YANGON: Myanmar said it had abolished media censorship on Monday in the latest in a series of rapid democratic reforms, delighting journalists who lived for decades under the shadow of the censors’ marker pen.
Draconian pre-publication checks — applied in the past to everything from newspapers to song lyrics and even fairy tales — were a hallmark of life under the generals who ran the country for almost half a century until last year.
“This is a great day for all journalists in Myanmar, who have laboured under these odious restrictions for far too many years,” said a senior editor at a Yangon weekly publication who preferred not to be named.
“It is also another encouraging example of the progress that the country is making under [President] Thein Sein’s government,” he added.
Media reforms have already brought a lighter touch from the once ubiquitous censors, with less controversial publications freed from scrutiny last year.
Political and religious journals were the last to be allowed to go to press without pre-approval from the censors starting from Monday.
“For now on, local publications do not need to send their stories to the censorship board,” said Tint Swe, head of the government’s Press Scrutiny and Registration Department (PSRD).
“Censorship began on August 6, 1964 and ended 48 years and two weeks later,” the former army officer told AFP by telephone from the capital Naypyidaw.
One exception is film censorship which remains in place, an information ministry official told AFP. Television journalists for their part “self censor” by asking for instructions about sensitive news, he added.
Since taking office last year, former general Thein Sein has overseen a number of dramatic changes such as the release of hundreds of political prisoners and the election of opposition leader Aung San Suu Kyi to parliament.
Reporters jailed under the junta have also been freed from long prison sentences, and the decision to abolish censorship was greeted with sighs of relief in newsrooms around the main city Yangon.
“As a journalist, I’m glad that we don’t need to send our stories to the scrutiny board,” Nyein Nyein Naing, an executive editor at 7 Day News journal, told AFP.
“We have worried for many years and it’s ended today,” she said, but noted that the media could still get into trouble after publication if their content is deemed by the authorities to undermine the stability of the state.
A more open climate has already seen private weekly news journals publish an increasingly bold range of stories, most notably about opposition leader Aung San Suu Kyi, whose very name was taboo in the past.
But both the media and the authorities are still adjusting to the new era of openness.
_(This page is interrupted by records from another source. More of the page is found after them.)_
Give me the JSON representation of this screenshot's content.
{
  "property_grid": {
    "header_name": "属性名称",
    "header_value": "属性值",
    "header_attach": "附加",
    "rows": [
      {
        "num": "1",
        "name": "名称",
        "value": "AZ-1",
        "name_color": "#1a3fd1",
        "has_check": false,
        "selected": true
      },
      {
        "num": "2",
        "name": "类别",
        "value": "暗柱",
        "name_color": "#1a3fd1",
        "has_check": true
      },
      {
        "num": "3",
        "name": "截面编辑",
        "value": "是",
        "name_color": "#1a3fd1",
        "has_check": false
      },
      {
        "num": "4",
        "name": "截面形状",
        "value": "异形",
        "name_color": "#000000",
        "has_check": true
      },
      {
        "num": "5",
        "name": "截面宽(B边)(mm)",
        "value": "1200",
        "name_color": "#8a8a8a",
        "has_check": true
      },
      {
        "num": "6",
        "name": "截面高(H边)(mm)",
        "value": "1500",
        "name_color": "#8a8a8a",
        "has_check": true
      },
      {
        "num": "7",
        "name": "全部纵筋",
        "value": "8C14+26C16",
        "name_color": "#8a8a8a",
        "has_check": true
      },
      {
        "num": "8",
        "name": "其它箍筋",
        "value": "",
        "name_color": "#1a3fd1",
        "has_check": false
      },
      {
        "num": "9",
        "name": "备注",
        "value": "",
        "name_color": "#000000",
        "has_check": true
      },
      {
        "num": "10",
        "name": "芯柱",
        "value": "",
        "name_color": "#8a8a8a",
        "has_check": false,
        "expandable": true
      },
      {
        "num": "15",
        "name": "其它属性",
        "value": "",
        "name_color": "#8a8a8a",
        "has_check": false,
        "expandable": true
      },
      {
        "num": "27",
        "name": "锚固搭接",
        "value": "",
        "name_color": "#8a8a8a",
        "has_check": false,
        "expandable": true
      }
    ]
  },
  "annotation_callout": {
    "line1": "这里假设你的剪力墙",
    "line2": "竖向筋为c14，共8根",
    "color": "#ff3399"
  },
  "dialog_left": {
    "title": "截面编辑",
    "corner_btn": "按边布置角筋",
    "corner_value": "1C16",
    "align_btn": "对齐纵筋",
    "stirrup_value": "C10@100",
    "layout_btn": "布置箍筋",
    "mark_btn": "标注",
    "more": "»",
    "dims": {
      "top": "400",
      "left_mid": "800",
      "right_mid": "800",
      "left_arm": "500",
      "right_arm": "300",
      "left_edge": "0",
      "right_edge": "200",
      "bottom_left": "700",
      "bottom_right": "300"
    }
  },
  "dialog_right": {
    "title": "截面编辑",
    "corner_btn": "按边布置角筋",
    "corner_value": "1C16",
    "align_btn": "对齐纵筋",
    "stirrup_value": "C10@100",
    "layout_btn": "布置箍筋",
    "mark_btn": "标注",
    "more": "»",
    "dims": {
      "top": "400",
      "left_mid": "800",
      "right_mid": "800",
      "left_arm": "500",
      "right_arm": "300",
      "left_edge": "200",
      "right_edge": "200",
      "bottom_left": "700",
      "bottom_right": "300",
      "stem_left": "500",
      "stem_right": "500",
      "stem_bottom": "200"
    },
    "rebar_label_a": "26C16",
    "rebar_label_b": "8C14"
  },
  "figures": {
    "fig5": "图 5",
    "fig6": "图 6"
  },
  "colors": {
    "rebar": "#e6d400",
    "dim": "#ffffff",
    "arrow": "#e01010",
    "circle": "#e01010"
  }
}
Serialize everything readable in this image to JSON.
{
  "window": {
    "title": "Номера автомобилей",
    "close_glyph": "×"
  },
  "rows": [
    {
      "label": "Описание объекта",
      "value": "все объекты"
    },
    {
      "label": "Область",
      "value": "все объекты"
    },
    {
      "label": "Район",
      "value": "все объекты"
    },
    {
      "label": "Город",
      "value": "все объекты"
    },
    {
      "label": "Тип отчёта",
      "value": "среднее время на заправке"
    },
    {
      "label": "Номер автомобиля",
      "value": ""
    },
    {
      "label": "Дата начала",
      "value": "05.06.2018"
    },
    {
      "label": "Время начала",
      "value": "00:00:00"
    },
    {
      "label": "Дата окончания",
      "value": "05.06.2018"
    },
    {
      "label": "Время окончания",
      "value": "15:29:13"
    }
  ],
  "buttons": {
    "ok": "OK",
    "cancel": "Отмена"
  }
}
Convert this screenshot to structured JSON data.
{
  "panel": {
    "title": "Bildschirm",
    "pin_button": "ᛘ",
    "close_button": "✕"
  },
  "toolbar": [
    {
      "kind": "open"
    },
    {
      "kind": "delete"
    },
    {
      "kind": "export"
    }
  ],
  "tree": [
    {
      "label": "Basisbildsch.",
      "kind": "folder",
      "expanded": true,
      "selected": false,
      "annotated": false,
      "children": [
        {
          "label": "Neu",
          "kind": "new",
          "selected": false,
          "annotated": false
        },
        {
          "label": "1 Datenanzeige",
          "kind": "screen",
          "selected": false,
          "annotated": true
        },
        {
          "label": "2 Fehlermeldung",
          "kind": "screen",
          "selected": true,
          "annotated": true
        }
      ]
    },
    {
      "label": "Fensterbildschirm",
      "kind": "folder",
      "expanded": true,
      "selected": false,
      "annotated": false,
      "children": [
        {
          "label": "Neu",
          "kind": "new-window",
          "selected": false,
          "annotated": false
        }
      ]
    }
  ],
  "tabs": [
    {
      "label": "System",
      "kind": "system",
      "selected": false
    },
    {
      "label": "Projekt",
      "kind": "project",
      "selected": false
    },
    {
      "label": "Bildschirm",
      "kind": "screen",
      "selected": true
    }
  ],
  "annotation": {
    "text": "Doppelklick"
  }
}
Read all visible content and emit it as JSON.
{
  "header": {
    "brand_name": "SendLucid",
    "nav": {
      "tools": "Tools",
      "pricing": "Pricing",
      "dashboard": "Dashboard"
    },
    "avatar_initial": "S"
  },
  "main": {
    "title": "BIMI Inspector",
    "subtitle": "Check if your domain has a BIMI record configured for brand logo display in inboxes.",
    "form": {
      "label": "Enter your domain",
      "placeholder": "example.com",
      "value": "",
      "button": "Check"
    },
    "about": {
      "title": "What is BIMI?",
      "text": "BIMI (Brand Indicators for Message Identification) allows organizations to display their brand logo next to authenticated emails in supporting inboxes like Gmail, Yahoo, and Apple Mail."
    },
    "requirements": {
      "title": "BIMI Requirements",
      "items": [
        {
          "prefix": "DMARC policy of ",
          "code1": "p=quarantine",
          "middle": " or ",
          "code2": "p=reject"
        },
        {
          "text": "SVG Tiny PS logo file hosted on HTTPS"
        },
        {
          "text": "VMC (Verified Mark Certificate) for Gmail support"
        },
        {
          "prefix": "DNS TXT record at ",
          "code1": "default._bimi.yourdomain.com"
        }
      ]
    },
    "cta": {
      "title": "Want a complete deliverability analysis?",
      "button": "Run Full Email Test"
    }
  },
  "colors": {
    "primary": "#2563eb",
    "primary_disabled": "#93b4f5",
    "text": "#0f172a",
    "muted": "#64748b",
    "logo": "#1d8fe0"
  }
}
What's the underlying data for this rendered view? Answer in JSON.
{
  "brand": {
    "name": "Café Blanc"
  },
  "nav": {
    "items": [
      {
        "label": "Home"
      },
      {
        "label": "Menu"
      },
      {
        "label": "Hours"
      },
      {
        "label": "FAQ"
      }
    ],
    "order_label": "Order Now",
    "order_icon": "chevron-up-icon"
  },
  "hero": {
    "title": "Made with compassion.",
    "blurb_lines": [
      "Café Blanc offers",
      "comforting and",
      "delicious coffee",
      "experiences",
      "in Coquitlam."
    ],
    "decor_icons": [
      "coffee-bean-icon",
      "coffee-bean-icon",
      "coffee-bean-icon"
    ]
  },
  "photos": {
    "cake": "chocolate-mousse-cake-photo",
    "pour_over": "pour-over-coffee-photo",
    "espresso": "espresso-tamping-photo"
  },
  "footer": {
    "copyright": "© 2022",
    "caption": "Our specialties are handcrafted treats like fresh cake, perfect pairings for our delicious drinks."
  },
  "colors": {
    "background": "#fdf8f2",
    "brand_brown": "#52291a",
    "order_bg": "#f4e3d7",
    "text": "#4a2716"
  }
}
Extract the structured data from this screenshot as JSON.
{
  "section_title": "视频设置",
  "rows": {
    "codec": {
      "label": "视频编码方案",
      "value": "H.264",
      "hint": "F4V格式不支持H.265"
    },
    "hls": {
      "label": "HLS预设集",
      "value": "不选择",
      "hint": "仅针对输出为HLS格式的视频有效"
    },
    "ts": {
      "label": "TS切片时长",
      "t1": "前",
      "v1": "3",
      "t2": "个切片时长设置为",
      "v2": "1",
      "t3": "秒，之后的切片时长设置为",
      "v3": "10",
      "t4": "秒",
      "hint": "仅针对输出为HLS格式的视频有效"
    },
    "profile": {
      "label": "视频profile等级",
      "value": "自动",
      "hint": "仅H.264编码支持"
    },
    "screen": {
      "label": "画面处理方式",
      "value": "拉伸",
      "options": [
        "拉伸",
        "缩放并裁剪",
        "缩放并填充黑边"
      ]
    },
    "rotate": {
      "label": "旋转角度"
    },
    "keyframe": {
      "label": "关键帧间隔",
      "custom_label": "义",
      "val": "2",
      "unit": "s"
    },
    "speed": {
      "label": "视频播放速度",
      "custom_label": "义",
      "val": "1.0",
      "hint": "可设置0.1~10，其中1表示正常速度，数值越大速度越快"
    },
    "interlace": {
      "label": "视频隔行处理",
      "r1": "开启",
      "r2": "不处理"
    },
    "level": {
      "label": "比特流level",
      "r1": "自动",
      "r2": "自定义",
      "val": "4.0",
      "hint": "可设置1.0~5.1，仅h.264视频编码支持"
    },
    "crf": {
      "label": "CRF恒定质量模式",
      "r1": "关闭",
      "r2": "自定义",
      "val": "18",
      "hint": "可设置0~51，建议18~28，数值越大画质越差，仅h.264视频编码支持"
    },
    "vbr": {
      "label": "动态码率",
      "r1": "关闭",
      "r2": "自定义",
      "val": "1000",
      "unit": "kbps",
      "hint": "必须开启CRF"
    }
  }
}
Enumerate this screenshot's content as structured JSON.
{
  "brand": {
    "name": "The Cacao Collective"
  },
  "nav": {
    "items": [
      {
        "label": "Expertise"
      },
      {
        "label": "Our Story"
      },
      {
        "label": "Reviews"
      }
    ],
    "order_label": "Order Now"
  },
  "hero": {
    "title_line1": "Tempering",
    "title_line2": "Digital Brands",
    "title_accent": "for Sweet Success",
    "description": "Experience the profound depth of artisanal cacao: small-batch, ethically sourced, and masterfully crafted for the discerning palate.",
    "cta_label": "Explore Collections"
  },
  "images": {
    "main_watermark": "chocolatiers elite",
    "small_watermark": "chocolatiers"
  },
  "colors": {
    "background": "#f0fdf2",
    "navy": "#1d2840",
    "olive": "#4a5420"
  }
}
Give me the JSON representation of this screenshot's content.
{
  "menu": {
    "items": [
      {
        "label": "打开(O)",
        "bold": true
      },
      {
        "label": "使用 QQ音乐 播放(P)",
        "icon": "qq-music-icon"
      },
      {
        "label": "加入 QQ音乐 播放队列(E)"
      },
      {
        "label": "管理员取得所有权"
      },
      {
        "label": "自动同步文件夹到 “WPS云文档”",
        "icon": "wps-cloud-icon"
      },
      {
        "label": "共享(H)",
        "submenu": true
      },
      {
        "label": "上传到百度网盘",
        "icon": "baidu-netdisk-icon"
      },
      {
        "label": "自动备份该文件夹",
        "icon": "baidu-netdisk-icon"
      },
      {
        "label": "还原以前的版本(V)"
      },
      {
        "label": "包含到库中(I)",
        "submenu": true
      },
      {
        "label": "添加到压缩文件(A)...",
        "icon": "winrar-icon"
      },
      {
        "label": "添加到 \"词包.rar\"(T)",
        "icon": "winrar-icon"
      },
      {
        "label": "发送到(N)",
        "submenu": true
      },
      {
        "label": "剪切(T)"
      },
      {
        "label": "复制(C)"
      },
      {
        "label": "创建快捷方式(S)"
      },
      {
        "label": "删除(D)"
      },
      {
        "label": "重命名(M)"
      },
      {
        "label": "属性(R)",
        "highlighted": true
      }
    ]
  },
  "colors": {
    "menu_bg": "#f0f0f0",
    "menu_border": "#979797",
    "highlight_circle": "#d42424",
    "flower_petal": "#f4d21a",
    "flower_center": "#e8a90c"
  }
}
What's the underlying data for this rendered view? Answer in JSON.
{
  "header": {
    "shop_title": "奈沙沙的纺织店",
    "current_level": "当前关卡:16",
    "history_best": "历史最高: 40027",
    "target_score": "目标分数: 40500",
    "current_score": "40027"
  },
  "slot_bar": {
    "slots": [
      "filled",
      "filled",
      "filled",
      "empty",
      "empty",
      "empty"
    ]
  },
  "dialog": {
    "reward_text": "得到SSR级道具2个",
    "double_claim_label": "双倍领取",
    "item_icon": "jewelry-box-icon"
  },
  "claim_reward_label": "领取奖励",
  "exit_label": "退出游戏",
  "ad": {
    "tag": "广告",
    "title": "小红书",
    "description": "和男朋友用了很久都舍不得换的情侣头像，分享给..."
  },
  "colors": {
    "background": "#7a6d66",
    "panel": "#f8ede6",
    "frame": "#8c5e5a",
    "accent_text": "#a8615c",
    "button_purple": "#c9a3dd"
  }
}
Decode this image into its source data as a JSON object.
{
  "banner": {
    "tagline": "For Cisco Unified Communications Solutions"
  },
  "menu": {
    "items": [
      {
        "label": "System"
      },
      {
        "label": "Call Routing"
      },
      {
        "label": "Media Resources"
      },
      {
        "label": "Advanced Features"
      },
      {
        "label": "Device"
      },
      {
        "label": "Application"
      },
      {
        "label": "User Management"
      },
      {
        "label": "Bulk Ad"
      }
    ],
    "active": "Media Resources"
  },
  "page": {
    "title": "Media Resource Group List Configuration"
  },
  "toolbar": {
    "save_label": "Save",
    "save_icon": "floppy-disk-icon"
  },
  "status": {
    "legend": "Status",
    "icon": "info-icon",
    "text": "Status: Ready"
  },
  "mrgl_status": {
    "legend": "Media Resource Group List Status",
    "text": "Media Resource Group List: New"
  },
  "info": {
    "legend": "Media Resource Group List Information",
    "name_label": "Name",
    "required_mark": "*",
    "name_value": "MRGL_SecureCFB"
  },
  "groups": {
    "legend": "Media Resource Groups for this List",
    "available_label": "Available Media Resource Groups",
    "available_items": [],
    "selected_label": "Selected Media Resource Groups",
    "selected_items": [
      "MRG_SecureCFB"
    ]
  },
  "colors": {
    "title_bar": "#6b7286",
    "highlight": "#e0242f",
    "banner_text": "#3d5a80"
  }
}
Two journals were recently suspended for a fortnight for prematurely printing stories without prior approval from the censors, prompting dozens of journalists to take to the streets in protest.
And the mining ministry is suing a weekly publication which reported that the auditor-general’s office had discovered misappropriations of funds and fraud at the government division.
Earlier this month the authorities announced the creation of a “Core Press Council” including journalists, a former supreme court judge and retired academics to study media ethics and settle press disputes.